I think at this point it’s virtually certain that Russian forces committed war crimes in Bucha. Not only are Russia’s arguments that its forces couldn’t have killed the people shown in pictures and videos shared on social media totally unconvincing, but since the town was liberated and images of atrocities emerged, many witnesses have testified that Russian soldiers had killed civilians in cold blood. Those testimonies seem credible to me, they are consistent with the evidence and, whatever you think of Ukrainian forces (who have also committed war crimes), I doubt they would have threatened local residents to force them to produce false testimonies incriminating Russian forces.4I wouldn’t say the same thing about, for example, the testimonies of people living in areas controlled by the al-Nusra Front during the Syrian Civil War. Some people argue that it doesn’t make sense for Russian forces to commit such gruesome crimes right next to Kiev and leave the evidence behind in the streets as they leave, but the My Lai massacre also made no sense and it still happened. Unfortunately, it’s not uncommon for foreign armies to commit atrocities against civilians, especially when losses and frustration mount.
In my opinion, the real uncertainty is about the extent of the war crimes that Russian forces committed in Bucha, not whether they committed any. As we have seen, the mayor initially claimed that 280 people had been found in mass graves, but as far as I can tell no journalist has been able to confirm that and it’s possible that the real death toll is lower than that. For instance, journalists from The Washington Post only saw 58 body bags lined up in the town’s cemetery, although what some officials told them implies a much higher death toll. On the other hand, the mayor’s deputy told Reuters on April 5 that while 300 dead people had been found after the Russian forces left, only 50 of them had been confirmed to have been the result of executions so far. So I think that we still don’t know exactly how many people were executed by the Russian forces in Bucha. For this and other reasons, I think an international investigation is needed to establish exactly who did what in Bucha, but again the conclusion that Russia committed war crimes over there seems beyond much doubt at this point.

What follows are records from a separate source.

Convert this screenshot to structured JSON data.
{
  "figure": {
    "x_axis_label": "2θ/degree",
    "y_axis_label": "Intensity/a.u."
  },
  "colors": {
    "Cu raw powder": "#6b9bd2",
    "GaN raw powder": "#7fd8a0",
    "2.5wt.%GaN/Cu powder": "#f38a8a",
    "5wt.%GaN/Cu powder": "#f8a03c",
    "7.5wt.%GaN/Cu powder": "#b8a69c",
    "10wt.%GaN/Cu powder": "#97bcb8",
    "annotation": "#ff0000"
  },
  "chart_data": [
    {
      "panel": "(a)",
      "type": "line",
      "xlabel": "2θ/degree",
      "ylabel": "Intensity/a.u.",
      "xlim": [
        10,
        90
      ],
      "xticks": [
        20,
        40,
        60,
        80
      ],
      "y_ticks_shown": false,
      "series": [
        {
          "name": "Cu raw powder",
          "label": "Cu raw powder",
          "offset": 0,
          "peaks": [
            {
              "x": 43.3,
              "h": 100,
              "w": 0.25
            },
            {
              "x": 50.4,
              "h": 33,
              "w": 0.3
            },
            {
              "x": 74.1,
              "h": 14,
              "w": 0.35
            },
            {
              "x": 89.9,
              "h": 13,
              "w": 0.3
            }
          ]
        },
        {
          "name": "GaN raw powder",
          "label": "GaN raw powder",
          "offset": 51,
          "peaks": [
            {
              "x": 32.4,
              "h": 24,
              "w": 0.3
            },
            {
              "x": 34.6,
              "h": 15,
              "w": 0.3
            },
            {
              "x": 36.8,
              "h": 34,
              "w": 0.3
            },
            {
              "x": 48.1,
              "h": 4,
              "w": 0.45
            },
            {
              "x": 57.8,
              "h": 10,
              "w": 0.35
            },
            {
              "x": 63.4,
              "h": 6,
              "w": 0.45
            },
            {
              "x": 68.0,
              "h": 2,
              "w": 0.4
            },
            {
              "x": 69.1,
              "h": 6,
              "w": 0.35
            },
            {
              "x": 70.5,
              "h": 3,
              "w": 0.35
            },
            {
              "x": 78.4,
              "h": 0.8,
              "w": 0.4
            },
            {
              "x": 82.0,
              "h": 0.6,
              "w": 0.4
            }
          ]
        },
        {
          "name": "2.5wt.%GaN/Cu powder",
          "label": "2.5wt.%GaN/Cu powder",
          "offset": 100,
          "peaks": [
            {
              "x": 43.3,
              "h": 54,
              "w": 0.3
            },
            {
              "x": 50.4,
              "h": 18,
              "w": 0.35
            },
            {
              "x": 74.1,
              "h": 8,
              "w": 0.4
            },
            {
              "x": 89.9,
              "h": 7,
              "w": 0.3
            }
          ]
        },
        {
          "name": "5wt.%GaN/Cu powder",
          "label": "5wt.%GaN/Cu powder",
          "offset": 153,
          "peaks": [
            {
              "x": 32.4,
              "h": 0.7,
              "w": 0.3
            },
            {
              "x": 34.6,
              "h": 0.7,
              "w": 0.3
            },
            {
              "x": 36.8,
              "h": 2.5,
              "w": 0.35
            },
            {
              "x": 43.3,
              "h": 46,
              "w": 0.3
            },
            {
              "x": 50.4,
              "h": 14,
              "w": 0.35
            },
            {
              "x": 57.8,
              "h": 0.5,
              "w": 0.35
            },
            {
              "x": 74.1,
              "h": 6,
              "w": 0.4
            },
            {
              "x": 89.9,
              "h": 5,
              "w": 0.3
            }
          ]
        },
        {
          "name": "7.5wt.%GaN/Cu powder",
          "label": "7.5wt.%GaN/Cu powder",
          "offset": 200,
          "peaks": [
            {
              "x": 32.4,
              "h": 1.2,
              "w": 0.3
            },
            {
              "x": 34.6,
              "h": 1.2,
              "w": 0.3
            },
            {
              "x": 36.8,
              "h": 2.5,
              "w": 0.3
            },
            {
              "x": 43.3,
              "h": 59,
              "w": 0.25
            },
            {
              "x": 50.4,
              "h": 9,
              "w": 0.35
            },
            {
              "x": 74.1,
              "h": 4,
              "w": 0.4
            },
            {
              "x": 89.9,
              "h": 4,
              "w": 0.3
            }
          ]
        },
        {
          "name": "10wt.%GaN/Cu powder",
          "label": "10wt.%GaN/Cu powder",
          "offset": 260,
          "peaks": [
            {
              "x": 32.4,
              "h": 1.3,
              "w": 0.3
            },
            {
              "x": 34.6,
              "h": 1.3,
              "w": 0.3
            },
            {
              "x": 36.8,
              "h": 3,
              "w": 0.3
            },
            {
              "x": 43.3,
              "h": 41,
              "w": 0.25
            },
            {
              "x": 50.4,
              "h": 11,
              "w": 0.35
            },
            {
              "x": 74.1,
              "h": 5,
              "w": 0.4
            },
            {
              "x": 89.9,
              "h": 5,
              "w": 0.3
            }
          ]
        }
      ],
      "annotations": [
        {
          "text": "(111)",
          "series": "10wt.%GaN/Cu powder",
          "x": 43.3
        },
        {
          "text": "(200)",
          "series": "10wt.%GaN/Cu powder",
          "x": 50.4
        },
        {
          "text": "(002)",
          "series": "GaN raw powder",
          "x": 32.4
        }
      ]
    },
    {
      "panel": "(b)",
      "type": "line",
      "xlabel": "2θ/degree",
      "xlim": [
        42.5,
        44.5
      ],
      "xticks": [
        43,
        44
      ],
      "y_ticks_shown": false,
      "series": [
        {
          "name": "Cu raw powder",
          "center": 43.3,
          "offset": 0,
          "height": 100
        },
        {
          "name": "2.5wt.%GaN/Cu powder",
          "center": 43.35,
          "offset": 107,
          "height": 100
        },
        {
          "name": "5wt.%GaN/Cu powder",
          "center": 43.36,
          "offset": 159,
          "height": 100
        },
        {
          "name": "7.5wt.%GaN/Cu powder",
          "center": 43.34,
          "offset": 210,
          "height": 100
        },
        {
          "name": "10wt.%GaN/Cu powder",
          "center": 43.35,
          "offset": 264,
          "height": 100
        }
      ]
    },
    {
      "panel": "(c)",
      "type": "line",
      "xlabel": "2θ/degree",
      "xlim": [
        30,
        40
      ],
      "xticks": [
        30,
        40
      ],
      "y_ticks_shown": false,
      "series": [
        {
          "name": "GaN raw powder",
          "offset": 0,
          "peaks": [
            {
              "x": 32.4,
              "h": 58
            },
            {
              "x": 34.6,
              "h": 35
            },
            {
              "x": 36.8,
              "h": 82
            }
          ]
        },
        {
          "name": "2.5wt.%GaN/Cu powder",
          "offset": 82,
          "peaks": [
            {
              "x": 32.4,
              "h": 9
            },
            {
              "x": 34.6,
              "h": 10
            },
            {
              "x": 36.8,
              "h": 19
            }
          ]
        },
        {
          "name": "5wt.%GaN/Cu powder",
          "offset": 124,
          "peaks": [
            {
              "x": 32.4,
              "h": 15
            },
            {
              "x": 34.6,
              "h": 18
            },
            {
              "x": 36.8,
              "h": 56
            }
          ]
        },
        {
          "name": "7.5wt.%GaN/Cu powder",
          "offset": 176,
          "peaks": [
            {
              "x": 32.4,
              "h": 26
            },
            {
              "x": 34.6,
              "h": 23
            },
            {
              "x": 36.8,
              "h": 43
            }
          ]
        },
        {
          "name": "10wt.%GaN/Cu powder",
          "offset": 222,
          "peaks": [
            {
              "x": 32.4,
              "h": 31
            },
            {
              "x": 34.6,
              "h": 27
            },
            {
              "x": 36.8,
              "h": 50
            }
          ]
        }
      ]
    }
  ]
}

- 1I thank Twitter user @novussubsole who alerted me to this Telegram post.
- 2Another possible explanation is that Bucha’s mayor was simply confused about the date when he published his statement and mistakenly believed it was March 31.
- 3If you are interested, I have created a spreadsheet with the minimum and maximum temperature in Bucha for the entire period of the Russian occupation.
- 4I wouldn’t say the same thing about, for example, the testimonies of people living in areas controlled by the al-Nusra Front during the Syrian Civil War.